Cloud business is weaker than expected

SAP

In April, SAP lowered its targets in response to the sale of US data analytics subsidiary Qualtrics.

(Photo: Reuters)

Dusseldorf Profits are rising again, but the cloud business is doing a little worse than expected: SAP disappointed shareholders with mixed figures for the second quarter. The course of the software manufacturer continued to fall after the publication on Thursday evening and was listed at almost 122 euros in late trading, around five percent less than in the morning.

In the strategically important cloud business, SAP increased sales by just 19 percent to around 3.3 billion euros. The group also lowered the upper end of the forecast range for the key figure by 200 million euros. At EUR 7.6 billion, total sales also fell short of analysts’ expectations.

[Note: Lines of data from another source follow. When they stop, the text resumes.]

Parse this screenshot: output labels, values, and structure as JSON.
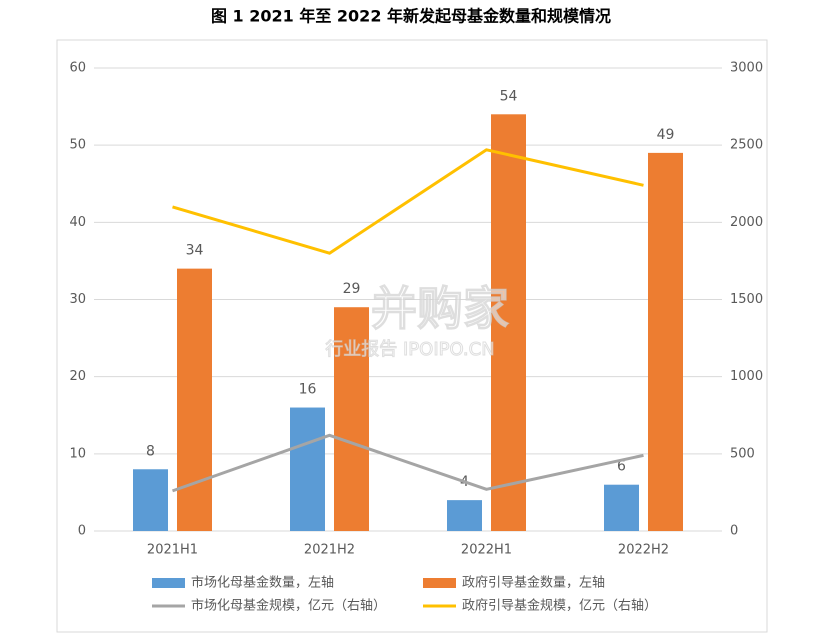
{
  "chart_data": {
    "type": "bar",
    "title": "图 1 2021 年至 2022 年新发起母基金数量和规模情况",
    "categories": [
      "2021H1",
      "2021H2",
      "2022H1",
      "2022H2"
    ],
    "series": [
      {
        "name": "市场化母基金数量，左轴",
        "color": "#5b9bd5",
        "type": "bar",
        "show_labels": true,
        "values": [
          8,
          16,
          4,
          6
        ]
      },
      {
        "name": "政府引导基金数量，左轴",
        "color": "#ed7d31",
        "type": "bar",
        "show_labels": true,
        "values": [
          34,
          29,
          54,
          49
        ]
      },
      {
        "name": "市场化母基金规模，亿元（右轴）",
        "color": "#a5a5a5",
        "type": "line",
        "axis": "y2",
        "values": [
          260,
          620,
          270,
          490
        ]
      },
      {
        "name": "政府引导基金规模，亿元（右轴）",
        "color": "#ffc000",
        "type": "line",
        "axis": "y2",
        "values": [
          2100,
          1800,
          2470,
          2240
        ]
      }
    ],
    "ylim": [
      0,
      60
    ],
    "yticks": [
      0,
      10,
      20,
      30,
      40,
      50,
      60
    ],
    "y2lim": [
      0,
      3000
    ],
    "y2ticks": [
      0,
      500,
      1000,
      1500,
      2000,
      2500,
      3000
    ],
    "grid": true,
    "legend": "bottom",
    "watermark": [
      "并购家",
      "行业报告 IPOIPO.CN"
    ]
  }
}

Board spokesman Christian Klein pointed out that in view of the difficult economic environment, some contracts had dragged on. In addition, due to the geopolitical crises, some customers prefer to introduce classic software installations instead of cloud products – especially in the public sector.

A side effect: The business with software licenses, which is being phased out at SAP, shrank less than expected with a minus of 26 percent and brought in 316 million euros. All key figures refer to the continued business without Qualtrics – SAP had sold the online market researcher in June.

However, demand for the second half of the year is still high, emphasized Klein: “SAP continues to develop well despite a difficult macroeconomic environment.” He also emphasized the long-term potential of new technologies such as artificial intelligence, which will double the group’s market potential to one trillion euros. Most recently, SAP invested an undisclosed sum in the start-ups Aleph Alpha, Cohere and Anthropic, which develop so-called generative AI in the style of ChatGPT.

SAP increases forecast slightly

The profitability of the software manufacturer developed clearly positively. Operating profit rose 28 percent to 1.4 billion euros and the operating margin rose 4.4 percentage points to 27.2 percent. The management therefore increased the forecast range for the entire financial year by 50 million euros to 8.65 to 8.95 billion euros.

One important reason: In the first half of the year, SAP ended the harmonization of the cloud infrastructure that had been ongoing since 2020. CFO Dominik Asam also referred to the “spending discipline throughout the organization”. In addition, the effects of the Ukraine war are gradually no longer being felt so strongly.